I really loathe this idea that not being a “traditional” tenure-track academic is “quitting science”. I didn’t “quit science” - I opted not to become a research professor. www.nature.com/articles/d41...
Twenty years of publishing data across many countries and disciplines show women are more likely than men to leave research.
Gosh, who would have thought that many scientists would go and do science elsewhere other than academia, with its lucrative salaries, wide job availability and lavish funding? 🙄
EXACTLY!
Naive question: do people in industry not publish at all? I know people in government can still publish papers, although many publish reports, not papers. I used to work with a woman in industry who was working in a academic lab and she still published, but I know that was an unusual situation.

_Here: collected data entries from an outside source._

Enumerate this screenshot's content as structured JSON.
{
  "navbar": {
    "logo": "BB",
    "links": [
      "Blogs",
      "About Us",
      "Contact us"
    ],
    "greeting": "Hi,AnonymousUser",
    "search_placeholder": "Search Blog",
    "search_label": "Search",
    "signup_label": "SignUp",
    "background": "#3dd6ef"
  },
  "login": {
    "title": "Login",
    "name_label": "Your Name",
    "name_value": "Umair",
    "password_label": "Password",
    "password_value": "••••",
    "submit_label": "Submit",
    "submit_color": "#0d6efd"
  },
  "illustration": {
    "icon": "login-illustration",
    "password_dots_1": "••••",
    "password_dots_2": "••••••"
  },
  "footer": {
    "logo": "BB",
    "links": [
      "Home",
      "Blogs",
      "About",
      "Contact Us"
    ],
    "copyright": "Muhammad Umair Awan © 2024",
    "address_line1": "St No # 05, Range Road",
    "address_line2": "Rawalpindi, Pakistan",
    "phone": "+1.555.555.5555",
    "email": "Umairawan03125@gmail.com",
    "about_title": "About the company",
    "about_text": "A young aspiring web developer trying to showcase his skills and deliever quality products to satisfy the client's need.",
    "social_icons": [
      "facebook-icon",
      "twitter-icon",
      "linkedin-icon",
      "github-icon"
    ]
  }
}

Agree 100%. I quit academia, but no one tells me I'm not a scientist! I even started a website called Be Sciencey to counteract the gatekeeping that comes with science and academia. You aren't a scientist unless you conform to the rules of the privileged few. No thanks, I'll make my own rules🤘🤣
A degree is a ticket and everyone should be clearer about that. STEM is about solving problems, seeing how teams succeed and fail, and, I always hope, rediscovering the importance of imagination. If academics would write the education equation they realize the stakeholders who keep them going. 🧪
LOL seriously, there are so many avenues to doing scientific research outside of universities! There is government, hospital, private foundations, and industry. All of these are viable avenues to science careers outside of academia. I opted for a government track.

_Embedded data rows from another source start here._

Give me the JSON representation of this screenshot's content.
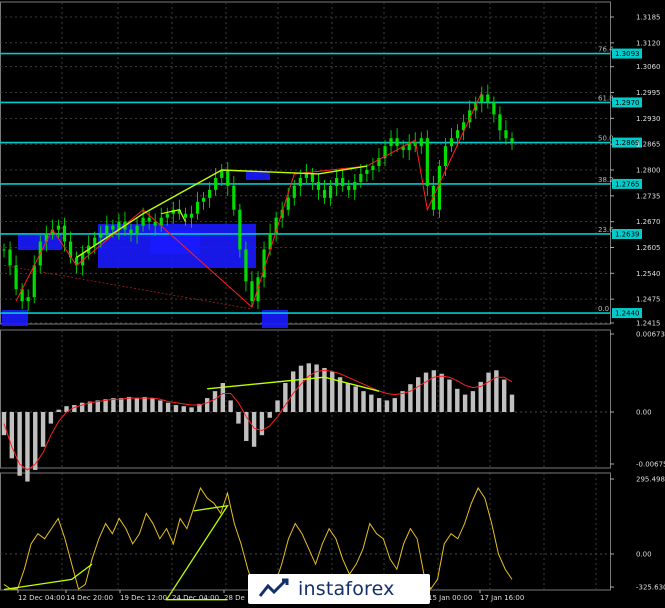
{
  "chart_data": [
    {
      "type": "line",
      "panel": "price",
      "y_ticks": [
        "1.3185",
        "1.3120",
        "1.3060",
        "1.2995",
        "1.2930",
        "1.2865",
        "1.2800",
        "1.2735",
        "1.2670",
        "1.2605",
        "1.2540",
        "1.2475",
        "1.2415"
      ],
      "ylim": [
        1.2415,
        1.3185
      ],
      "fib_levels": [
        {
          "label": "76.4",
          "value": 1.3093,
          "box": "1.3093"
        },
        {
          "label": "61.8",
          "value": 1.297,
          "box": "1.2970"
        },
        {
          "label": "50.0",
          "value": 1.2869,
          "box": "1.2869"
        },
        {
          "label": "38.2",
          "value": 1.2765,
          "box": "1.2765"
        },
        {
          "label": "23.6",
          "value": 1.2639,
          "box": "1.2639"
        },
        {
          "label": "0.0",
          "value": 1.244,
          "box": "1.2440"
        }
      ],
      "x_labels": [
        "12 Dec 04:00",
        "14 Dec 20:00",
        "19 Dec 12:00",
        "24 Dec 04:00",
        "28 De",
        "15 Jan 00:00",
        "17 Jan 16:00"
      ],
      "close_series": [
        1.26,
        1.256,
        1.25,
        1.247,
        1.248,
        1.256,
        1.262,
        1.264,
        1.265,
        1.266,
        1.262,
        1.258,
        1.256,
        1.259,
        1.261,
        1.263,
        1.264,
        1.266,
        1.265,
        1.267,
        1.265,
        1.264,
        1.266,
        1.268,
        1.267,
        1.266,
        1.268,
        1.269,
        1.27,
        1.269,
        1.268,
        1.269,
        1.272,
        1.273,
        1.275,
        1.278,
        1.28,
        1.276,
        1.27,
        1.26,
        1.252,
        1.247,
        1.253,
        1.26,
        1.264,
        1.268,
        1.27,
        1.273,
        1.276,
        1.278,
        1.279,
        1.277,
        1.275,
        1.273,
        1.276,
        1.278,
        1.276,
        1.275,
        1.277,
        1.279,
        1.28,
        1.281,
        1.283,
        1.286,
        1.288,
        1.286,
        1.285,
        1.287,
        1.286,
        1.288,
        1.276,
        1.27,
        1.281,
        1.286,
        1.288,
        1.29,
        1.292,
        1.295,
        1.297,
        1.299,
        1.297,
        1.294,
        1.29,
        1.288,
        1.287
      ]
    },
    {
      "type": "bar",
      "panel": "oscillator",
      "y_ticks": [
        "0.00673",
        "0.00",
        "-0.00675"
      ],
      "ylim": [
        -0.00675,
        0.00673
      ],
      "values": [
        -0.002,
        -0.004,
        -0.0055,
        -0.006,
        -0.005,
        -0.003,
        -0.001,
        0.0002,
        0.0005,
        0.0006,
        0.0008,
        0.0009,
        0.001,
        0.0011,
        0.0012,
        0.0012,
        0.0013,
        0.0012,
        0.0013,
        0.0012,
        0.001,
        0.0008,
        0.0006,
        0.0005,
        0.0004,
        0.0007,
        0.0012,
        0.0018,
        0.0025,
        0.001,
        -0.001,
        -0.0025,
        -0.003,
        -0.002,
        -0.0005,
        0.001,
        0.0025,
        0.0035,
        0.004,
        0.0042,
        0.0041,
        0.0038,
        0.0035,
        0.003,
        0.0025,
        0.0022,
        0.0018,
        0.0015,
        0.0012,
        0.001,
        0.0012,
        0.0018,
        0.0024,
        0.003,
        0.0034,
        0.0036,
        0.0033,
        0.0028,
        0.002,
        0.0015,
        0.0018,
        0.0026,
        0.0034,
        0.0036,
        0.0028,
        0.0015
      ],
      "signal": [
        -0.001,
        -0.003,
        -0.0045,
        -0.005,
        -0.0045,
        -0.0035,
        -0.002,
        -0.0008,
        0.0,
        0.0004,
        0.0006,
        0.0008,
        0.0009,
        0.001,
        0.0011,
        0.0011,
        0.0012,
        0.0012,
        0.0012,
        0.0012,
        0.0011,
        0.0009,
        0.0008,
        0.0007,
        0.0006,
        0.0006,
        0.0008,
        0.0011,
        0.0016,
        0.0016,
        0.0008,
        -0.0004,
        -0.0014,
        -0.0016,
        -0.0012,
        -0.0004,
        0.0006,
        0.0016,
        0.0024,
        0.0031,
        0.0035,
        0.0036,
        0.0035,
        0.0033,
        0.003,
        0.0027,
        0.0024,
        0.0021,
        0.0018,
        0.0016,
        0.0015,
        0.0016,
        0.0018,
        0.0022,
        0.0026,
        0.003,
        0.0031,
        0.003,
        0.0027,
        0.0023,
        0.0021,
        0.0022,
        0.0026,
        0.003,
        0.003,
        0.0026
      ]
    },
    {
      "type": "line",
      "panel": "cci",
      "y_ticks": [
        "295.4989",
        "0.00",
        "-325.6303"
      ],
      "ylim": [
        -325.6303,
        295.4989
      ],
      "values": [
        -120,
        -160,
        -140,
        -60,
        40,
        80,
        60,
        100,
        140,
        60,
        -40,
        -160,
        -120,
        -20,
        60,
        120,
        80,
        140,
        100,
        40,
        80,
        160,
        120,
        60,
        100,
        40,
        140,
        100,
        180,
        260,
        220,
        200,
        160,
        240,
        120,
        40,
        -60,
        -180,
        -260,
        -200,
        -120,
        -40,
        60,
        120,
        80,
        20,
        -40,
        40,
        100,
        60,
        -20,
        -80,
        -40,
        20,
        120,
        80,
        60,
        -20,
        -60,
        40,
        100,
        60,
        -80,
        -200,
        -100,
        40,
        80,
        60,
        120,
        200,
        260,
        220,
        120,
        0,
        -60,
        -100
      ]
    }
  ],
  "watermark": {
    "text": "instaforex"
  },
  "colors": {
    "fib": "#00cccc",
    "price": "#00dd00",
    "box": "#1a1aff",
    "wave": "#ff2020",
    "diverge": "#bfff00",
    "hist": "#c0c0c0",
    "signal": "#ff2020",
    "cci": "#e8c020"
  }
}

Wow. Authoring papers is a terrible metric for that headline… quitting academia maybe. But I would bet much more science happens without creating research papers than does. Even if we keep to very traditional definitions.
Yes! I left a tenured research position in 1999 and have had, at least in my opinion, an intellectually fulfilling and societally relevant career as a scientist in both public service and consulting. And, published regularly. Science ≠ tenure track academia && science ≠ publications alone.
I suppose it’s no surprise that an op-ed in an academic journal about a study published in “Higher Education” and the study itself would both have a marked bias to act as if academic publishing is the only metric for good science, but still. Unexamined biases much?